Sementara itu, reksadana pasar uang yang merupakan kelas aset dengan risiko terendah mengalami kenaikan terbesar sebanyak 11 persen. Dengan begitu, porsi kontribusi mengalami kenaikan 11 persen menjadi 13 persen.

"Latar belakang inilah yang mempengaruhi kinerja perusahaan, terutama karena Ashmore Asset Management Indonesia adalah salah satu manajemen investasi yang memiliki fokus reksadana saham sekitar 80 persen," tukas Arief.

Saksikan video pilihan berikut ini:

2 dari 2 halaman

Ashmore Asset Management Bukukan Laba Bersih Rp 79,6 Miliar

Sebelumnya, PT Ashmore Asset Management Indonesia Tbk (AAMI) menggelar Rapat Umum Pemegang Saham Tahunan (RUPST) pada Rabu, 7 Oktober 2020. Dalam sesi paparan publik, perseroan menceritakan laporan kinerja keuangan di tengah pandemi Covid-19.

Direktur Ashmore Asset Management Indonesia Arief Cahyadi Wana mengatakan, tahun buku 2019/2020 merupakan periode bersejarah bagi perseroan, dimana pada awal 2020 ini perseroan melakukan penawaran umum perdana saham (IPO), dan menjadi perusahaan manajemen investasi pertama yang terdaftar di Bursa Efek Indonesia (BEI).

 

"Namun tahun ini juga merupakan tahun yang penuh tantangan, terutama pada semester pertama tahun ini sebagai imbas dari Covid-19," ujar Arief dalam sesi teleconference.
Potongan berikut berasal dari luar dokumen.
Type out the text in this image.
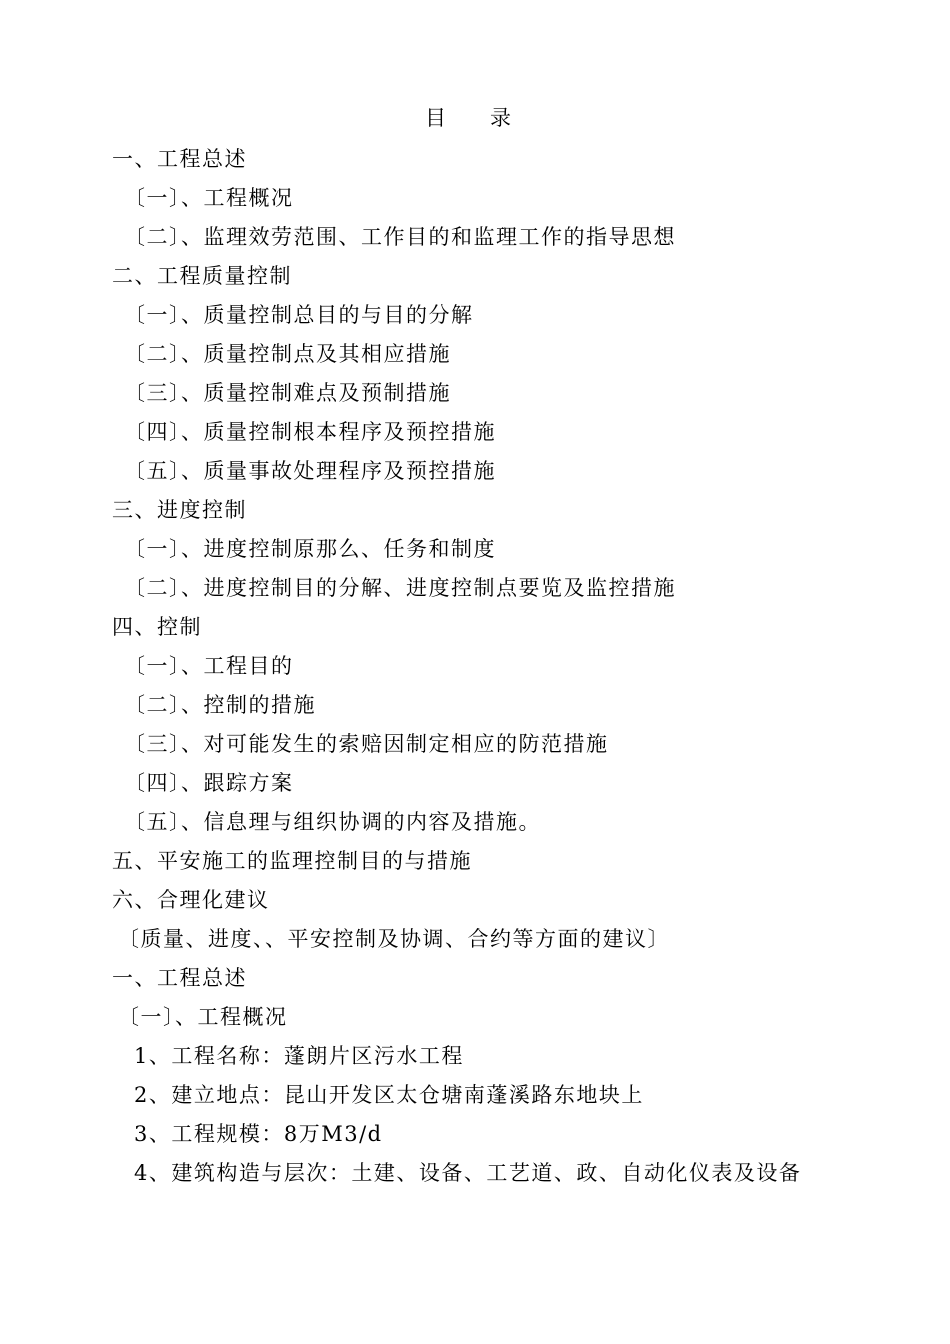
目录
一、工程总述
〔一〕、工程概况
〔二〕、监理效劳范围、工作目的和监理工作的指导思想
二、工程质量控制
〔一〕、质量控制总目的与目的分解
〔二〕、质量控制点及其相应措施
〔三〕、质量控制难点及预制措施
〔四〕、质量控制根本程序及预控措施
〔五〕、质量事故处理程序及预控措施
三、进度控制
〔一〕、进度控制原那么、任务和制度
〔二〕、进度控制目的分解、进度控制点要览及监控措施
四、控制
〔一〕、工程目的
〔二〕、控制的措施
〔三〕、对可能发生的索赔因制定相应的防范措施
〔四〕、跟踪方案
〔五〕、信息理与组织协调的内容及措施。
五、平安施工的监理控制目的与措施
六、合理化建议
〔质量、进度、、平安控制及协调、合约等方面的建议〕
一、工程总述
〔一〕、工程概况
1、工程名称：蓬朗片区污水工程
2、建立地点：昆山开发区太仓塘南蓬溪路东地块上
3、工程规模：8万M3/d
4、建筑构造与层次：土建、设备、工艺道、政、自动化仪表及设备
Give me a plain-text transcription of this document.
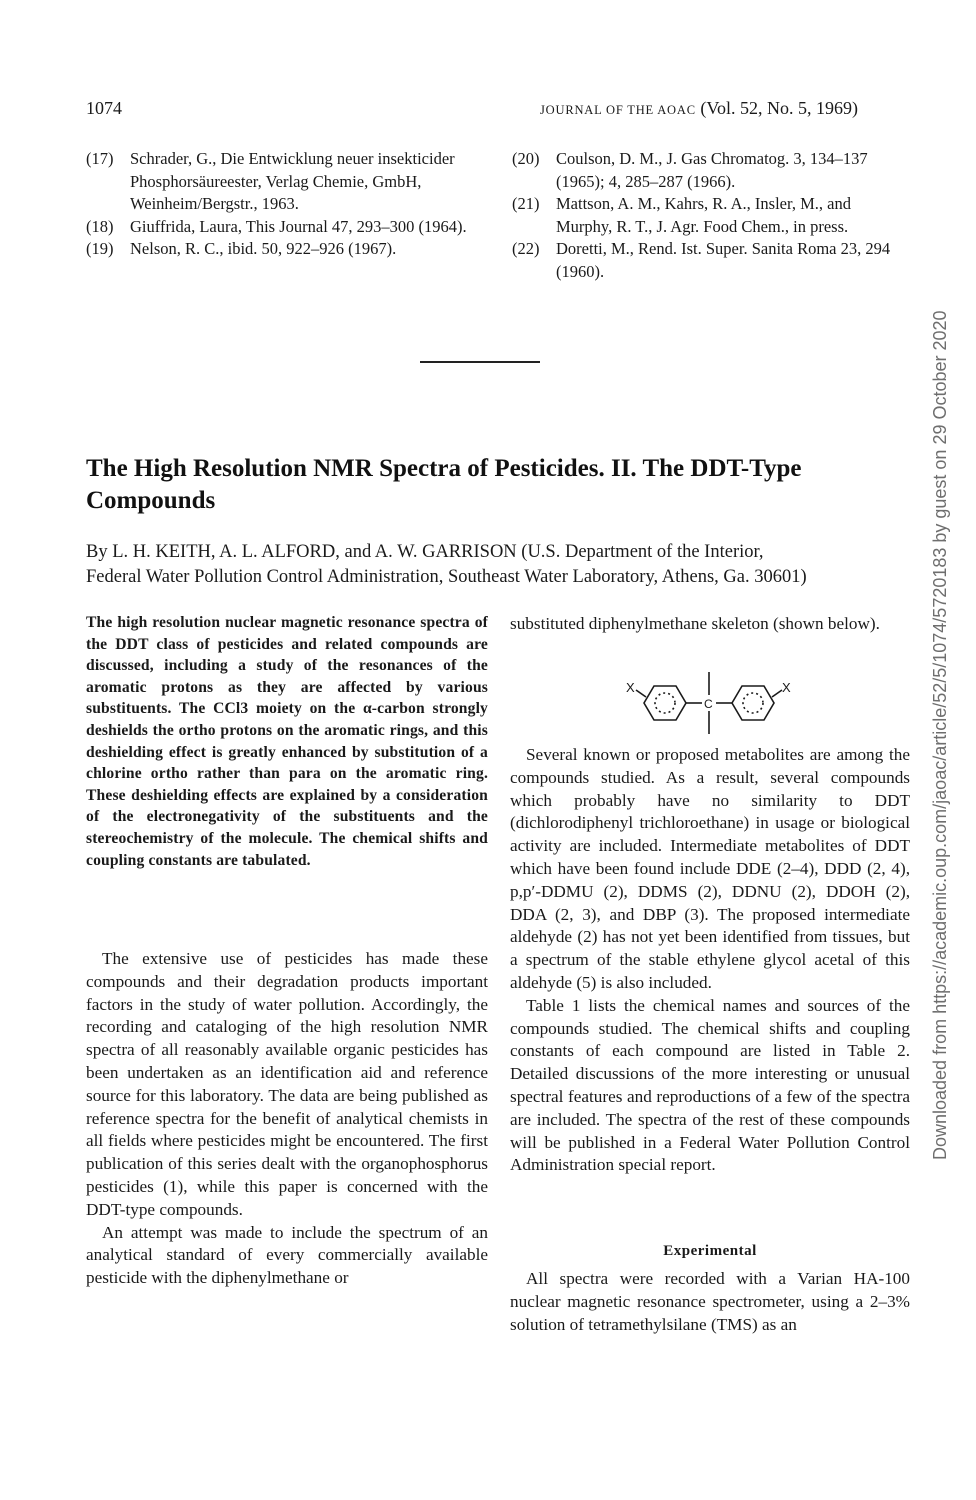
1074	JOURNAL OF THE AOAC (Vol. 52, No. 5, 1969)
(17) Schrader, G., Die Entwicklung neuer insekticider Phosphorsäureester, Verlag Chemie, GmbH, Weinheim/Bergstr., 1963.
(18) Giuffrida, Laura, This Journal 47, 293–300 (1964).
(19) Nelson, R. C., ibid. 50, 922–926 (1967).
(20) Coulson, D. M., J. Gas Chromatog. 3, 134–137 (1965); 4, 285–287 (1966).
(21) Mattson, A. M., Kahrs, R. A., Insler, M., and Murphy, R. T., J. Agr. Food Chem., in press.
(22) Doretti, M., Rend. Ist. Super. Sanita Roma 23, 294 (1960).
Downloaded from https://academic.oup.com/jaoac/article/52/5/1074/5720183 by guest on 29 October 2020
The High Resolution NMR Spectra of Pesticides. II. The DDT-Type Compounds
By L. H. KEITH, A. L. ALFORD, and A. W. GARRISON (U.S. Department of the Interior,
Federal Water Pollution Control Administration, Southeast Water Laboratory, Athens, Ga. 30601)
The high resolution nuclear magnetic resonance spectra of the DDT class of pesticides and related compounds are discussed, including a study of the resonances of the aromatic protons as they are affected by various substituents. The CCl3 moiety on the α-carbon strongly deshields the ortho protons on the aromatic rings, and this deshielding effect is greatly enhanced by substitution of a chlorine ortho rather than para on the aromatic ring. These deshielding effects are explained by a consideration of the electronegativity of the substituents and the stereochemistry of the molecule. The chemical shifts and coupling constants are tabulated.

The extensive use of pesticides has made these compounds and their degradation products important factors in the study of water pollution. Accordingly, the recording and cataloging of the high resolution NMR spectra of all reasonably available organic pesticides has been undertaken as an identification aid and reference source for this laboratory. The data are being published as reference spectra for the benefit of analytical chemists in all fields where pesticides might be encountered. The first publication of this series dealt with the organophosphorus pesticides (1), while this paper is concerned with the DDT-type compounds.

An attempt was made to include the spectrum of an analytical standard of every commercially available pesticide with the diphenylmethane or

substituted diphenylmethane skeleton (shown below).

X
C
X

Several known or proposed metabolites are among the compounds studied. As a result, several compounds which probably have no similarity to DDT (dichlorodiphenyl trichloroethane) in usage or biological activity are included. Intermediate metabolites of DDT which have been found include DDE (2–4), DDD (2, 4), p,p′-DDMU (2), DDMS (2), DDNU (2), DDOH (2), DDA (2, 3), and DBP (3). The proposed intermediate aldehyde (2) has not yet been identified from tissues, but a spectrum of the stable ethylene glycol acetal of this aldehyde (5) is also included.

Table 1 lists the chemical names and sources of the compounds studied. The chemical shifts and coupling constants of each compound are listed in Table 2. Detailed discussions of the more interesting or unusual spectral features and reproductions of a few of the spectra are included. The spectra of the rest of these compounds will be published in a Federal Water Pollution Control Administration special report.

Experimental

All spectra were recorded with a Varian HA-100 nuclear magnetic resonance spectrometer, using a 2–3% solution of tetramethylsilane (TMS) as an
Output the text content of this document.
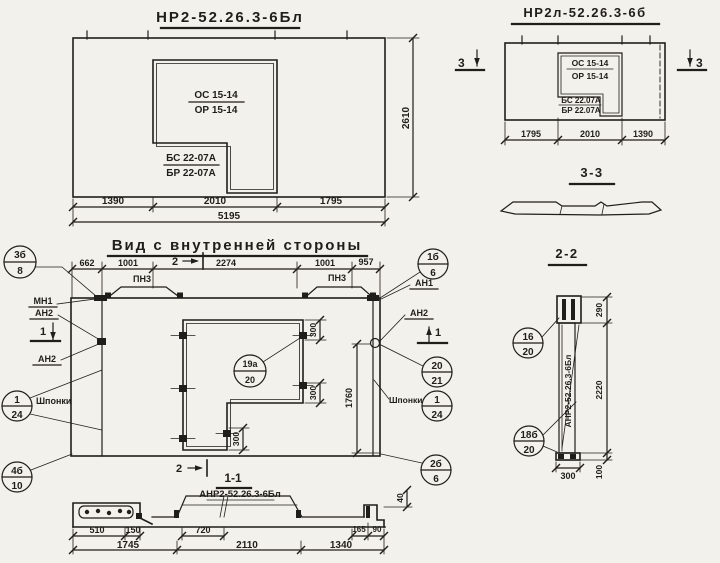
НР2-52.26.3-6Бл
ОС 15-14
ОР 15-14
БС 22-07А
БР 22-07А
2610
1390	2010	1795
5195
НР2л-52.26.3-6б
ОС 15-14
ОР 15-14
БС 22.07А
БР 22.07А
1795	2010	1390
3	3
3-3
Вид с внутренней стороны
662	1001	2274	1001	957
2
ПН3	ПН3
300
300
300
1760
3б
8
МН1
АН2
1
АН2
Шпонки
1
24
4б
10
1б
6
АН1
АН2
1
20
21
Шпонки 1
24
2б
6
19а
20
2
1-1
АНР2-52.26.3-6Бл
510 150	720	165 90
1745	2110	1340
40
2-2
АНР2-52.26.3-6Бл
290
2220
100
300
16
20
18б
20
Rabu (7/10/2020).

Arief menyampaikan, menurut rilis laporan keuangan Ashmore tahun buku 2019/2020, emiten berkode saham AMOR ini mencatatkan pendapatan bersih yang menurun 11,8 persen menjadi sebesar Rp 128,7 miliar.

"Ini merupakan penurunan pertama yang terjadi sejak 3 tahun terakhir ini, dan hampir semuanya terjadi disebabkan oleh pelemahan pasar modal secara global di semester pertama tahun ini," ungkapnya.

Sementara itu, AAMI juga mencatatkan EBITDA sebesar Rp 98,4 miliar dan EBITDA margin 54 persen. Perolehan tersebut dikatakan Arief masih lebih baik dari rata-rata industri selama masa pandemi ini.

"Dan juga perusahaan membukukan laba bersih sebesar Rp 79,6 miliar, dengan tingkat return on investment sebesar 49 persen, dan juga hasil bagus yang masih di atas rata-rata industri," sambungnya.

Menurut dia, industri aset manajemen Indonesia merupakan salah satu sektor yang saat ini membukukan pertumbuhan jangka panjang yang baik.

"Sejak 2005, rata-rata pertumbuhan dana kelolaan mencapai 21 persen setiap tahunnya sampai akhir 2019. Pertumbuhan yang di atas pertumbuhan ekonomi nasional tersebut kami percaya disebabkan oleh masih rendahnya penetrasi investasi di kalangan umum Indonesia, dan masih bertumbuhnya tingkat literasi investasi," tuturnya.